The only crashes I have experienced were software related, where the game ( s ) or application ( s ) crashed and caused windoze to freak out and reboot. The funny thing is the exact same hardware runs fine under Linux.... go figure....

Some games like morrowind, empire earth, empires dawn of the modern age and others crash on me all the time causing my AMD64 XP dual boot system to reboot.

What's interesting is my P4 2.8 was crashing even more frequently running morrowind and several other games.
 
What's interesting is my P4 2.8 was crashing even more frequently running morrowind and several other games.

BTW this is not a flame or fanboy thing or anything but (and unless it was the board or chipset) do you think the P4's were less stable then AMD's?

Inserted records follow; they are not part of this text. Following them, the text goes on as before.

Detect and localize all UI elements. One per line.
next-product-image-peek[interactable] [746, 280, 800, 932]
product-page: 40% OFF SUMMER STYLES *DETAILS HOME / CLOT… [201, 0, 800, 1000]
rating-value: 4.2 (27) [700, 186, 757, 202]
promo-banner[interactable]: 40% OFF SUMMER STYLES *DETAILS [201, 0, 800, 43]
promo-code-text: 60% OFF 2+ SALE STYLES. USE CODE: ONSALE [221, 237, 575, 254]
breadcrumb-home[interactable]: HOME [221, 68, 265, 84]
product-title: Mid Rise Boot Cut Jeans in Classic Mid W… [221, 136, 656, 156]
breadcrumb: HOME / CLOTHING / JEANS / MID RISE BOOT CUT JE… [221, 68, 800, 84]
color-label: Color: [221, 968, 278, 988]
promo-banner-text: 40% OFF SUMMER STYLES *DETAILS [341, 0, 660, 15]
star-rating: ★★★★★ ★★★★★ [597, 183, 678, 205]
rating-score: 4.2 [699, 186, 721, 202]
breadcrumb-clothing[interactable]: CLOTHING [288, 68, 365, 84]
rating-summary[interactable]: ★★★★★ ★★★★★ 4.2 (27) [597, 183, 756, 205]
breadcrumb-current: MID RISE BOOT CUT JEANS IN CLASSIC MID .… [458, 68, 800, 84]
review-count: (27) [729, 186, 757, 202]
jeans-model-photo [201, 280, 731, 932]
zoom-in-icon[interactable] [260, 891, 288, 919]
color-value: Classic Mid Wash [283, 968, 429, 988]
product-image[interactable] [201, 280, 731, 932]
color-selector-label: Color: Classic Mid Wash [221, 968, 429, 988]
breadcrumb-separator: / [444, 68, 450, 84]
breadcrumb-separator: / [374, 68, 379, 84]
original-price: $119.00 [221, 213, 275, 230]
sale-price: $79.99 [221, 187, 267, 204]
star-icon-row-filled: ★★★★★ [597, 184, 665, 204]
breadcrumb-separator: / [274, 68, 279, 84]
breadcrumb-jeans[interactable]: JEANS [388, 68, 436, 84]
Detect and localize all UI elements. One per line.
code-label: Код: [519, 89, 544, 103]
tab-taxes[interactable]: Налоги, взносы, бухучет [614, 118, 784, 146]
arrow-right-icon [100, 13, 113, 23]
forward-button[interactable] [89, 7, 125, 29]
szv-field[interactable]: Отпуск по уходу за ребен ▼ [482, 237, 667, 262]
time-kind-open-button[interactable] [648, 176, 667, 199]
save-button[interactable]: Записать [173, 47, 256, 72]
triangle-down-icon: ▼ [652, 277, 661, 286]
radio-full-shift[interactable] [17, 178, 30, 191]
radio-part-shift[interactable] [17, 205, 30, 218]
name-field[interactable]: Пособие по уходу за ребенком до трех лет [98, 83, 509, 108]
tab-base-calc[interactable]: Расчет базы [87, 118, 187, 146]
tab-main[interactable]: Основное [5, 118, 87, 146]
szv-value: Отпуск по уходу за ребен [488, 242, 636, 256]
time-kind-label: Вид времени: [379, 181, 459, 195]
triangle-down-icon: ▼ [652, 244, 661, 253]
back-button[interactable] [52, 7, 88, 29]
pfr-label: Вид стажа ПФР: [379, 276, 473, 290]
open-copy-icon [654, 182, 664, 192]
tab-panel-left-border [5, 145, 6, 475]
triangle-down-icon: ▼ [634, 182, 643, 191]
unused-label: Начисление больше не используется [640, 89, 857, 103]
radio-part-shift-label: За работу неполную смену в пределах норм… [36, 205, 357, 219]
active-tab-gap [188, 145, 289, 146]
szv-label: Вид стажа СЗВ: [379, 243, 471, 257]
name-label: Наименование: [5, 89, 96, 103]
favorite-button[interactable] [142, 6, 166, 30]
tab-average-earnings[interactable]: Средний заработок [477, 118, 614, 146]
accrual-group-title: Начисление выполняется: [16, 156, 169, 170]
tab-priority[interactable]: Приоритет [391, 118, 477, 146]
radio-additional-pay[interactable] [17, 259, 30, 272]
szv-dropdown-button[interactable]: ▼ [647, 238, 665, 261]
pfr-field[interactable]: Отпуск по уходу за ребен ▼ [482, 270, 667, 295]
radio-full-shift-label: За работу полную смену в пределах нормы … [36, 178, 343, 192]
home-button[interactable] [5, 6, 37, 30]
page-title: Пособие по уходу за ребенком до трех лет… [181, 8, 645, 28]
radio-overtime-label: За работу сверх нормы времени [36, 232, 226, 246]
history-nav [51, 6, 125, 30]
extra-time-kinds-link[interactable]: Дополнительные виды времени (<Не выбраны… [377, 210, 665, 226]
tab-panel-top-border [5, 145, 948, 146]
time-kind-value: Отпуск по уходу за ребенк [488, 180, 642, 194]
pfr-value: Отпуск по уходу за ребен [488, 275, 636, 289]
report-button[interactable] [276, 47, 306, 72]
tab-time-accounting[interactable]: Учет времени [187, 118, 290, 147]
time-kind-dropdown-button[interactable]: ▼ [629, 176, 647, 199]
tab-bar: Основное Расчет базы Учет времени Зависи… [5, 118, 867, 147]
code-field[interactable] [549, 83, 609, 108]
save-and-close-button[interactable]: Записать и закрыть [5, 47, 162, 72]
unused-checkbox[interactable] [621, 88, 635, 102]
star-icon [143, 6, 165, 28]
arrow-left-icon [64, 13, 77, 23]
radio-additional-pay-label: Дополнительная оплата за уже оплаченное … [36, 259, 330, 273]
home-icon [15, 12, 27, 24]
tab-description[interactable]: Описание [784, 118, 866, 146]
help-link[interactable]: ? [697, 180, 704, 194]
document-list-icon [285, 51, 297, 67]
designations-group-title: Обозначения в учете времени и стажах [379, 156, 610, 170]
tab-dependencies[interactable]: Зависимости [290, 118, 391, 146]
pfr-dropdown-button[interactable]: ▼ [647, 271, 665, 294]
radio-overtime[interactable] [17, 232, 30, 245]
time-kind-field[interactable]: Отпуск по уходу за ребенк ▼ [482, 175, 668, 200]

Im actually interested, iv noticed higher clocked chips like the P4's are somewhat a little less stable or something (might reset 5% more often or something) - only just, perhaps not enough to measure.

Then again it could be all down to bad boards, crap cooling and anything else...
 
Actually when AMD released the K7 the P3 was still a bit more efficent
Just to be historicly accurate, that isn't quite true. In fact, the early thunderbirds had faster cache, and an extra FPU. They had a clear advantage across the board over equally clocked P3s at that time.Just to be clear this is exactly what I was talking about earlier when I was talking about performance vs efficiency and reliability. The Coppermine was an awesome chip the was a clear winner if you took all aspects into account. At that time the AMD chips were using about twice the power so they got really hot and at that time they also lacked heat protection so they would burn up if anything went wrong with their heat solution. In those days AMD was for people who liked to take chances and Intel was totally solid (except for the one CPU that got too hot when they released it too early trying to keep up with AMD).

Proof:

http://www.tomshardware.com/2001/09/17/hot_spot/

athlon.jpg


Today the situation is somewhat reversed. The AMD chips are more efficient per clock and per watt.